In a scenario that sounds like the opening for a “Zombies From Outer Space” movie, the European Space Agency released a photo of a never-before-seen star that was formed when two dead white dwarf stars collided – but instead of destroying each other, the white dwarfs merged into a new kind of zombie star that’s not really alive but still emitting a very bright X-ray light that’s expected to last a brief (in star time) 10,000 years before a ship can arrive and blow the zombie star’s brains out and chase down any zombie space ships it had launched.
Just kidding … it will last until the zombie star collapses into itself, forming a neutron star. Throw those zombie spaceships and the brain-blowing mission back in – is it plot-worthy?
“Recently, a WD merger product, IRAS 00500+6713, was identified. IRAS 00500+6713 consists of a central star embedded in a circular nebula. The analysis of the optical spectrum of the central star revealed that it is hot, hydrogen, and helium free, and it drives an extremely fast wind with a record breaking speed.”
From the journal Astronomy & Astrophysics comes that astronomer-speak analysis of an event that was first discovered in the constellation Cassiopeia (if you think that would be a good name for a band, it’s already taken (minus one 's')) by researchers at the University of Bonn in Germany and the Russian Academy of Sciences using NASA's Wide-field Infrared Survey Explorer (WISE) space telescope. Lacking both hydrogen and helium, two elements found in white dwarfs, the astronomers speculated that J005311 was something never seen before – the product of a white dwarf collision that became reanimated and started burning again. But how?
“Low-resolution X-ray spectra reveal large neon, magnesium, silicon, and sulfur enrichment of the central star and the nebula. We conclude that IRAS 00500+6713 resulted from a merger of an ONe and a CO WD, which supports earlier suggestion for a super-Chandrasekhar mass of this object. X-ray analysis indicates that the merger was associated with an episode of carbon burning and possibly accompanied by an SN Iax.”

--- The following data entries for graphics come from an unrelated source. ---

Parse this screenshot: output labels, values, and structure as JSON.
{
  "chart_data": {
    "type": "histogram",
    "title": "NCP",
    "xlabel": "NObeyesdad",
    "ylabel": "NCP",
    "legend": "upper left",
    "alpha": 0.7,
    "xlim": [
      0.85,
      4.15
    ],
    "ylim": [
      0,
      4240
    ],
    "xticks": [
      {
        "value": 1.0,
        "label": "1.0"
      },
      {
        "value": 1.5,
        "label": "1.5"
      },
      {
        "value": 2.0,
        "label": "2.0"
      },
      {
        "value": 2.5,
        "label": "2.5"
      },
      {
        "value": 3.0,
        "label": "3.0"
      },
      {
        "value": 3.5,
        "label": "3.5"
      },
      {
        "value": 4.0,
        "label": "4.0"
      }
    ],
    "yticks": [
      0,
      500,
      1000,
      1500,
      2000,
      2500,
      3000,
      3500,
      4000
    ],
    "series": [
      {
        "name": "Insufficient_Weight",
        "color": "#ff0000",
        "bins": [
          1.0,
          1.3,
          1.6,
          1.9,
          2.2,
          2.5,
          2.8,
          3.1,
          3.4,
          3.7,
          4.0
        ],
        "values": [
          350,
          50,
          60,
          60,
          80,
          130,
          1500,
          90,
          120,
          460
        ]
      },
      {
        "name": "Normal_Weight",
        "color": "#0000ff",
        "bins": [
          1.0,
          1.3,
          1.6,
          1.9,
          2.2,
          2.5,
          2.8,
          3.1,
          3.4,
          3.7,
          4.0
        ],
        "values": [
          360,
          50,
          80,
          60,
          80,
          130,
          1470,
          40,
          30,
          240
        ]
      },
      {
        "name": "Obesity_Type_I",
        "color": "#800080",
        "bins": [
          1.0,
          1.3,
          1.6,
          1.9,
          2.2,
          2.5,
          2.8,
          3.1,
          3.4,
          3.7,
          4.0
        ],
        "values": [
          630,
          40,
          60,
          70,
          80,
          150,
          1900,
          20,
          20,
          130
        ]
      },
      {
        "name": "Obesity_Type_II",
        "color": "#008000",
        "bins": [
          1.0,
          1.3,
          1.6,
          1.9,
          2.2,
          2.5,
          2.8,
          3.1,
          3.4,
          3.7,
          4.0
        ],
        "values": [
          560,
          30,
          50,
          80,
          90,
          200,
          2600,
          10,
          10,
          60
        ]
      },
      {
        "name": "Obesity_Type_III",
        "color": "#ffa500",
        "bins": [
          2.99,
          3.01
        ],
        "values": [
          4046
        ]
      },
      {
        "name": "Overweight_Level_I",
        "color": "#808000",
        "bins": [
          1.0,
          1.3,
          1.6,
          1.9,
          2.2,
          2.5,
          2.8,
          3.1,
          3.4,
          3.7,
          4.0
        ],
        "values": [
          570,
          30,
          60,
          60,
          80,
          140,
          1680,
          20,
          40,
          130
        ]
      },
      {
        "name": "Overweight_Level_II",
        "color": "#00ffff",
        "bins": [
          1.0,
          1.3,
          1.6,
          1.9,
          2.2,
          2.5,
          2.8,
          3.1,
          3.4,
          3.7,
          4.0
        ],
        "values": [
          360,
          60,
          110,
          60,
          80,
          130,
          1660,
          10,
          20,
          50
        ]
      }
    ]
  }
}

Unfortunately, Google Translate doesn’t work on astronomer-speak. The study reveals that astrophysicist Lidia Oskinova of the University of Potsdam led a team using the ESA's XMM-Newton X-ray telescope to look at both J005311 and the nebula surrounding it -- IRAS 00500+6713. What they determined was that the colliding white dwarfs (that band name isn’t used yet) were distinct – one was primarily oxygen and neon (ONe) while the other was carbon monoxide (CO). The neon explains why the zombie star (photo here) glows green.
"Such an event is extremely rare. There are probably not even half a dozen such objects in the Milky Way, and we have discovered one of them."
Dr. Götz Gräfener from the Argelander Institute for Astronomy (AIfA) at the University of Bonn explains in the press release what a big deal this zombie star is. Unfortunately, its zombie lifespan is brief. J005311 will turn its elements into iron in just a few thousand years, fading away its glow. It will then collapse under its own gravity while its former electrons and protons fuse into neutrons. The end result will be an incredibly dense neutron star measuring only few kilometers in diameter. However, like all zombies, it will go out with a bang – in this case, a supernova explosion.
A movie-worthy ending for a unique zombie star. Throw in a parting shot of a small object emerging from the explosion and we’ve got the potential for a sequel.